Helen Mirren erhält den Ehrenbär der Jubiläums-Berlinale

Helen Mirren ist einer der größten britischen Filmstars. Am 27. Februar wird sie dafür mit dem Ehrenbär ausgezeichnet. Eine gute Wahl.

Helen Mirren 

Helen Mirren 

Foto: . © Foto: Giles Keyte

Bislang hält sich die Berlinale noch sehr bedeckt, was auf dem nächsten Festival (20. Februar bis 1. März), das auch noch das 70. ist, zu erwarten ist. Ein erster Star steht nun aber fest, und damit kann der neue künstlerische Leiter Carlo Chatrian gleich einen echten Coup verkünden: Der Goldene Ehrenbär der Berlinale geht in drei Monaten an die britische Schauspielerin Helen Mirren. Ihr ist auch die traditionelle Filmreihe Hommage – die auch von der neuen Leitung übernommen wird – gewidmet.
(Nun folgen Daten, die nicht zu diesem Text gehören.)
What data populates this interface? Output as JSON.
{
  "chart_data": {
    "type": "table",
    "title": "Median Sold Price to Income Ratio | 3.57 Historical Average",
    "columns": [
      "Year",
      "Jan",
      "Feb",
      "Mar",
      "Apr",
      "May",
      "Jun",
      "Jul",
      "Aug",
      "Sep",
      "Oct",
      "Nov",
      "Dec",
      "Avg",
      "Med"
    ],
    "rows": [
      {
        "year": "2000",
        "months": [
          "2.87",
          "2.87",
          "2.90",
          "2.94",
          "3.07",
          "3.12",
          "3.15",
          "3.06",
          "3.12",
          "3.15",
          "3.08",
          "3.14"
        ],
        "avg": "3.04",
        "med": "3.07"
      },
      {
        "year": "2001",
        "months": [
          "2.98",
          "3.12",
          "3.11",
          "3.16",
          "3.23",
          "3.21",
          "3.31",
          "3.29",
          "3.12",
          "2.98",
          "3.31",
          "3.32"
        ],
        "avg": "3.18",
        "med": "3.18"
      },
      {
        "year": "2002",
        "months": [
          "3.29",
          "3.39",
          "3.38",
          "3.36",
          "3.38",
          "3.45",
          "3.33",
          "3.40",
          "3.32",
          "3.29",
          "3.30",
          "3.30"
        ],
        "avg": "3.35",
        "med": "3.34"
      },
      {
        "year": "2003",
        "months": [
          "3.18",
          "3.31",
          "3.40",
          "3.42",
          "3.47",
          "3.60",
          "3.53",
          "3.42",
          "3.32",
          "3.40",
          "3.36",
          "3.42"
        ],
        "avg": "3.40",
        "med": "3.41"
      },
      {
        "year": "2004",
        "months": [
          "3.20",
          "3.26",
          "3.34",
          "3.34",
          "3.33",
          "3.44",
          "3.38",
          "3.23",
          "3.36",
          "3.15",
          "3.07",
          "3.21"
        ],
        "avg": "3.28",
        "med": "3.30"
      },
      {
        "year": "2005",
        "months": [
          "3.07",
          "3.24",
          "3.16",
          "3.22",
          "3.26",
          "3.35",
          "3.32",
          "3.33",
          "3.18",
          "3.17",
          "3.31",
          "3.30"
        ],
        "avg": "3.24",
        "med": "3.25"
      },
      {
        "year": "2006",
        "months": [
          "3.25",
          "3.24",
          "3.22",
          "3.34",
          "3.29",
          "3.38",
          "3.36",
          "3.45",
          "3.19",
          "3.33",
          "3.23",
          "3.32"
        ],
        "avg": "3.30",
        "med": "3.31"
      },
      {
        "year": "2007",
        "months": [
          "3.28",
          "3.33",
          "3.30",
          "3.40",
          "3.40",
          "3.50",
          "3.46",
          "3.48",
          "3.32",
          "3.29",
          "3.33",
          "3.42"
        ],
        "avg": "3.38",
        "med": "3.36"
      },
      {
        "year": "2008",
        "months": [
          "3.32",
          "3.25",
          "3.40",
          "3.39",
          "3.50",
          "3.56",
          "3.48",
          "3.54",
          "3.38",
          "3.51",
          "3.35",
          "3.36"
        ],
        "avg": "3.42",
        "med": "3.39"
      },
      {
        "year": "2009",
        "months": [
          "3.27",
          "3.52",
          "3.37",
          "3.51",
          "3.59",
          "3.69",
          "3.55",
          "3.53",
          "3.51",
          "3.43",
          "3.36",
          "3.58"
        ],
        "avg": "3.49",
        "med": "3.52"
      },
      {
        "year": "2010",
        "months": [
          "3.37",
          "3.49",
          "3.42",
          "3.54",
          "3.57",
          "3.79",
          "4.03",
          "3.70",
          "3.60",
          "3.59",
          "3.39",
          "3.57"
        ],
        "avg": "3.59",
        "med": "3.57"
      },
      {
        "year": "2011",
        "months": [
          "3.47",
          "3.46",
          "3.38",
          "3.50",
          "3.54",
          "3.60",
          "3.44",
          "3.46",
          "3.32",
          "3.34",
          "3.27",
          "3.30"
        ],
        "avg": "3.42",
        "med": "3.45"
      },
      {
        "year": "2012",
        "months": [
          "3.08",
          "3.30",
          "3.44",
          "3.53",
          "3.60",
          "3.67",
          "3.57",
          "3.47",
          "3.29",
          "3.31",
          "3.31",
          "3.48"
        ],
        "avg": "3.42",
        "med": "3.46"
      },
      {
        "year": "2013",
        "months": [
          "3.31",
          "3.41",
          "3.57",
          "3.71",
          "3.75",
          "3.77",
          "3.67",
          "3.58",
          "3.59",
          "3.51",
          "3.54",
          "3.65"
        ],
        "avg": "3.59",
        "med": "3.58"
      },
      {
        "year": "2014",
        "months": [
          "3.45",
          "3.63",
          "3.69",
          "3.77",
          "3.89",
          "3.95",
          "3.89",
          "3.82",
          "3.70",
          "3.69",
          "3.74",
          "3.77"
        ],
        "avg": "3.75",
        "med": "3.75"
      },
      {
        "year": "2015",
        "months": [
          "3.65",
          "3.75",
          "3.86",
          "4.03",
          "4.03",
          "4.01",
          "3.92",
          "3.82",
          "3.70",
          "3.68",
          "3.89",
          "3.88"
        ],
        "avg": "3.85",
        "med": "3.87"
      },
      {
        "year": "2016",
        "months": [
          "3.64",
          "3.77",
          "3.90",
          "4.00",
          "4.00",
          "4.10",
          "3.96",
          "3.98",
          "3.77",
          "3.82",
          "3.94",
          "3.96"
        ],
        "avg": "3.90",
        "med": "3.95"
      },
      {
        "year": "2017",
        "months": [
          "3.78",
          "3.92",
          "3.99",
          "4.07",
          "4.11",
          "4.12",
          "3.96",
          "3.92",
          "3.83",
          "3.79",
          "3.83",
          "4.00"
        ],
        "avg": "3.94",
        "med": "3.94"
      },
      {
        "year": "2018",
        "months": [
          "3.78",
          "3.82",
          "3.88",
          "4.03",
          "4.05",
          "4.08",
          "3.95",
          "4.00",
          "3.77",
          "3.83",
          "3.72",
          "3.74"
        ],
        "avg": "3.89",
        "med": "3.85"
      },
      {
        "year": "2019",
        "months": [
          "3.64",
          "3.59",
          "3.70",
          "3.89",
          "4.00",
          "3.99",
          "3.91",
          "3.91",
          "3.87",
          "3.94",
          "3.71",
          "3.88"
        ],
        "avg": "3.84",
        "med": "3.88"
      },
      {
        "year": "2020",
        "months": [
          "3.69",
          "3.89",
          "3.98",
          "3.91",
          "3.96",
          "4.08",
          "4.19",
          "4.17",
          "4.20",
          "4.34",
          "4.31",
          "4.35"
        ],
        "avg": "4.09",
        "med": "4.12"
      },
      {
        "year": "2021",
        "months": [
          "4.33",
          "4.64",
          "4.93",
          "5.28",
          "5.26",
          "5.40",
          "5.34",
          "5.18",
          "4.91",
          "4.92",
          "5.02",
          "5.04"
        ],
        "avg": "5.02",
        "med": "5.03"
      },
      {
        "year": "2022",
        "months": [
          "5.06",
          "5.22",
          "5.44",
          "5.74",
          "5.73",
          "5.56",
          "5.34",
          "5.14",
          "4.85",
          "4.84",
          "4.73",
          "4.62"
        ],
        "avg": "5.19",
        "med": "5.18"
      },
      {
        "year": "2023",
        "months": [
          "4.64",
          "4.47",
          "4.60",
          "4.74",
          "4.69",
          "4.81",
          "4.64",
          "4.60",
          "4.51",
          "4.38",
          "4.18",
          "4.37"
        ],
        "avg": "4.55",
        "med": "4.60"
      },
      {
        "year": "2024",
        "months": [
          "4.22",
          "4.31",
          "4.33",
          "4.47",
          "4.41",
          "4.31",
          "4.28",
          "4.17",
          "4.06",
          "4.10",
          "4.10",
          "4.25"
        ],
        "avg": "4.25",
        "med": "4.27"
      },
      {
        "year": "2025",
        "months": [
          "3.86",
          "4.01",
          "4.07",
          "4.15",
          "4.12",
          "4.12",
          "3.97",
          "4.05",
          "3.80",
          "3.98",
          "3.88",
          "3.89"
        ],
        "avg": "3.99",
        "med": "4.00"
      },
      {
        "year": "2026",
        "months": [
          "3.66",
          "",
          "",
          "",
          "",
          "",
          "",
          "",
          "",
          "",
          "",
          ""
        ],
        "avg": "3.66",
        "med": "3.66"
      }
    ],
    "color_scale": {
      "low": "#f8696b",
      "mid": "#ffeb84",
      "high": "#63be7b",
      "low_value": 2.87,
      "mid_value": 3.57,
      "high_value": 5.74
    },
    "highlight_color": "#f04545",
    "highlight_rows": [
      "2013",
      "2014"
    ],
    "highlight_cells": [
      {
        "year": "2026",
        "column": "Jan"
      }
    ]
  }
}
Unvergessen ist Mirren als Elizabeth II. in Stephen Frears’ „Die Queen“, für den sie 2007 auch einen Oscar erhielt. Der Film wird denn auch am 27. Februar gezeigt, wenn sie ihre Auszeichnung fürs Lebenswerk erhält.

Ein echter Glanzpunkt ist gesetzt

Einst war sie eine der jüngsten Schauspielerinnen, die je in die Royal Shakespeare Company aufgenommen wurde. Und hatte schon vor der „Queen“ in gefeierten Filmen wie Peter Greenaways „Der Koch, der Dieb, seine Frau und ihr Liebhaber“ oder Robert Altmans „Gosford Park“, aber auch in Skandalfilmen wie „Caligula“ mitgewirkt.

Erst „Die Queen“ aber machte die gestandene Mimin spät zum Star, die nun auch in Hollywood-Actionfilmen wie „R.E.D.“ und „Fast & Furious“ mitwirkt. Derzeit ist sie im Kino im Film „The Good Liar“ zu erleben.

„Ihre Figuren sind beispielhaft für starke Frauen“, ließ Mariette Rissenbeek, die Geschäftsführerin, am Mittwoch verlauten, „und es ist eine große Freude, sie mit dem Goldenen Ehrenbären für ihr Lebenswerk zu ehren.“ Damit ist auch ein erster echter Star-Glanz gesetzt. Zuvor hatte Chatrian ja behauptet, die Berlinale sei „keine Glamourmaschine“, das gehöre nicht „zur Identität Berlins“. Die Wahl der 74-Jährigen, die nur ein wenig älter ist als das Festival selbst, zeigt aber, dass auch die 70. Berlinale nicht auf Stars verzichten wird.